Thursday, March 13, 2008

Persuing health as a life goal?

I want to avoid making my life a series of measures designed to simply extend my lifespan. Now that I've danced with mortality in a particularly frantic and fearful way, there is a temptation to make survival the overriding theme of my life from now on. Perhaps pushing "healthy living" to the background is what got me into this mess in the first place, but I'm not sure I want the preservation of my body to become my number one priority from now on.

When everything I do revolves around the illness and the avoidance of more illness, the only net result I can see is that I will become a colossal bore, especially to myself. Maybe a long-lived bore, but what good is that? I hate just being about this. I want to leap-frog a couple of years in the future, where people will forget this ever happened, and we'll talk of something other than how I feel. Comparing aches & pains, talking about our latest surgeries or medical indignities...this is what getting old sounds like!

I also resent that now a good portion of my life is going to revolve around bi-monthly or semi-annual checkups with various specialists, constant tests and re-tests to ferret out any hidden problems, taking daily medications and handfuls of nutritional supplements, eating right, daily exercise, and all the rest, always monitoring in the background for something out of the ordinary, something that might signal "danger!" I did these things in the past (or so I thought) in a matter-of-fact way, and look where that got me. Now I have to do it consciously, and I'm cranking about it.

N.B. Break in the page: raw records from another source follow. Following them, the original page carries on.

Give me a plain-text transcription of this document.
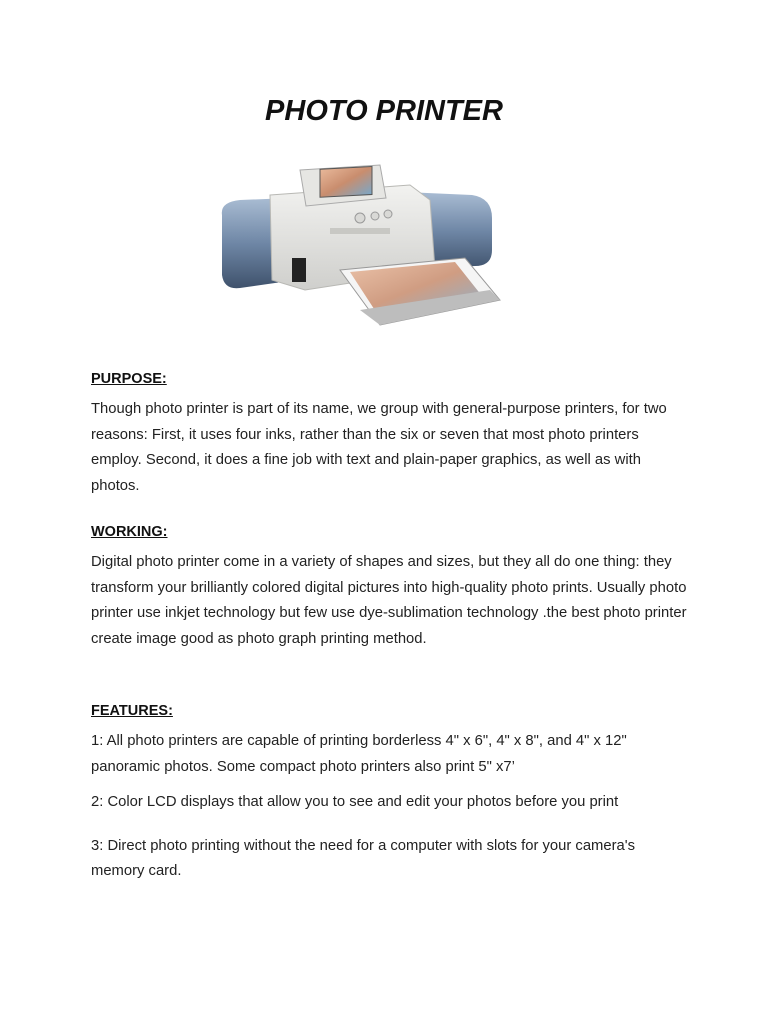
PHOTO PRINTER

PURPOSE:

Though photo printer is part of its name, we group with general-purpose printers, for two reasons: First, it uses four inks, rather than the six or seven that most photo printers employ. Second, it does a fine job with text and plain-paper graphics, as well as with photos.

WORKING:

Digital photo printer come in a variety of shapes and sizes, but they all do one thing: they transform your brilliantly colored digital pictures into high-quality photo prints. Usually photo printer use inkjet technology but few use dye-sublimation technology .the best photo printer create image good as photo graph printing method.

FEATURES:

1: All photo printers are capable of printing borderless 4" x 6", 4" x 8", and 4" x 12" panoramic photos. Some compact photo printers also print 5" x7’

2: Color LCD displays that allow you to see and edit your photos before you print

3: Direct photo printing without the need for a computer with slots for your camera's memory card.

Just this week, I will have been to see a doctor or had another test five times. Next week, there will be another appointment, and again, another the week after that. I am starting to feel that from now on my real life is going to be sandwiched in between doctor visits, instead of the other way around.

And I'm one of the lucky ones. I skated through this experience with a minimum amount of medical intervention--I didn't have to go through radiation, or chemotherapy, or any of the normal post-op treatments that most patients have to endure. So why am I being such a baby about this? Maybe the trick is just to do what has to be done, and forget about it in between the times I have to present myself for observation and more testing.

I'm either going to have to develop some sort of mode where I can put these health-related activities in a mental box that doesn't slop over into the rest of my life, or find a way of integrating it, without it overshadowing everything I do or think or feel.